1934 war das Jahr der Täuschungen und Selbsttäuschungen. Die neue Linie der Volksfront zeichnete sich ab, die These vom Sozialfaschismus geriet außer Kurs. Endlich hatte der Faschismus ein Gesicht, das von Hitler. Die Antifaschisten aber hatten den ersehnten, gemeinsamen Feind.

In Moskau fühlten sich die Schriftstelller, vor allem die in die Emigration getriebenen, sicher, verstanden, geehrt – vor allem aber gebraucht.
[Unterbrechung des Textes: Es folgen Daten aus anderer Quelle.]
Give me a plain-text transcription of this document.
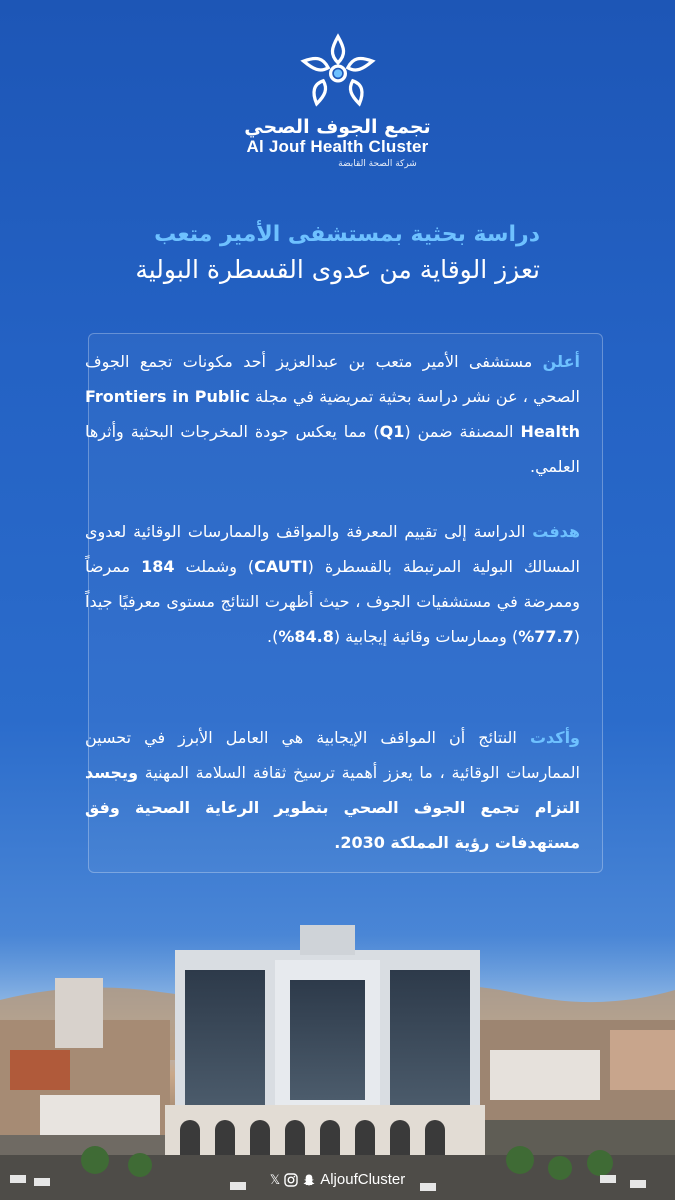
تجمع الجوف الصحي
Al Jouf Health Cluster
شركة الصحة القابضة
دراسة بحثية بمستشفى الأمير متعب
تعزز الوقاية من عدوى القسطرة البولية
أعلن مستشفى الأمير متعب بن عبدالعزيز أحد مكونات تجمع الجوف الصحي ، عن نشر دراسة بحثية تمريضية في مجلة Frontiers in Public Health المصنفة ضمن (Q1) مما يعكس جودة المخرجات البحثية وأثرها العلمي.
هدفت الدراسة إلى تقييم المعرفة والمواقف والممارسات الوقائية لعدوى المسالك البولية المرتبطة بالقسطرة (CAUTI) وشملت 184 ممرضاً وممرضة في مستشفيات الجوف ، حيث أظهرت النتائج مستوى معرفيًا جيداً (77.7%) وممارسات وقائية إيجابية (84.8%).
وأكدت النتائج أن المواقف الإيجابية هي العامل الأبرز في تحسين الممارسات الوقائية ، ما يعزز أهمية ترسيخ ثقافة السلامة المهنية ويجسد التزام تجمع الجوف الصحي بتطوير الرعاية الصحية وفق مستهدفات رؤية المملكة 2030.
𝕏	AljoufCluster
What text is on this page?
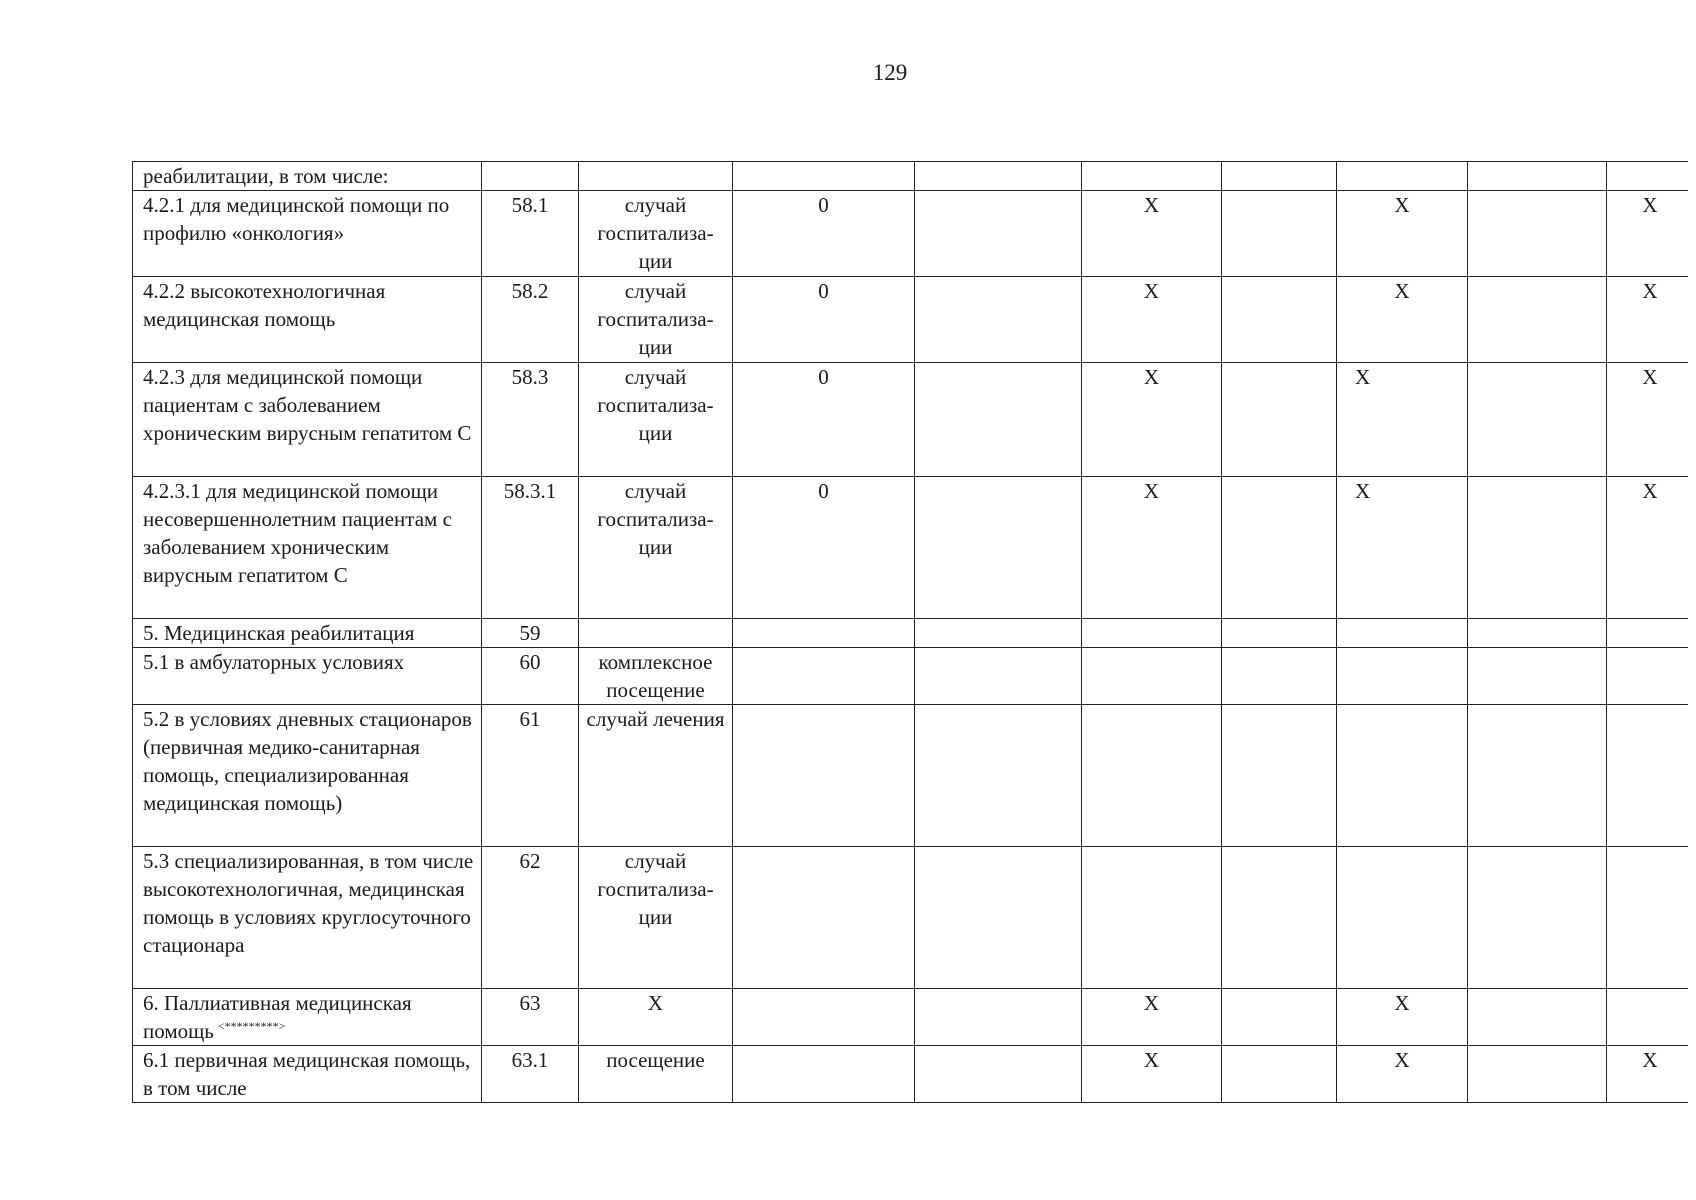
129
реабилитации, в том числе:									
4.2.1 для медицинской помощи по профилю «онкология»	58.1	случай госпитализа-ции	0		X		X		X
4.2.2 высокотехнологичная медицинская помощь	58.2	случай госпитализа-ции	0		X		X		X
4.2.3 для медицинской помощи пациентам с заболеванием хроническим вирусным гепатитом С	58.3	случай госпитализа-ции	0		X		X		X
4.2.3.1 для медицинской помощи несовершеннолетним пациентам с заболеванием хроническим вирусным гепатитом С	58.3.1	случай госпитализа-ции	0		X		X		X
5. Медицинская реабилитация	59								
5.1 в амбулаторных условиях	60	комплексное посещение							
5.2 в условиях дневных стационаров (первичная медико-санитарная помощь, специализированная медицинская помощь)	61	случай лечения							
5.3 специализированная, в том числе высокотехнологичная, медицинская помощь в условиях круглосуточного стационара	62	случай госпитализа-ции							
6. Паллиативная медицинская помощь <*********>	63	X			X		X		
6.1 первичная медицинская помощь, в том числе	63.1	посещение			X		X		X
In der eindrucksvollsten Dokumentarszene des ganzen Films tritt eine Delegation von Kolchosbauern vor die Versammlung und erklärt: „Ihr kommt ohne uns nicht aus und wir nicht ohne euch!“ Letzlich war es diese Vision der Vereinigung von Geist, Macht und Technik, die Rolle, die das sowjetische System den Dichtern als „Ingenieure der Seele“ zuwies, die das kritische Potential der Pilger aus dem Westen entwaffnete. Angesichts solch großer Perspektiven für sich selbst wollten sie der sowjetischen Wirklichkeit nicht in die Augen sehen.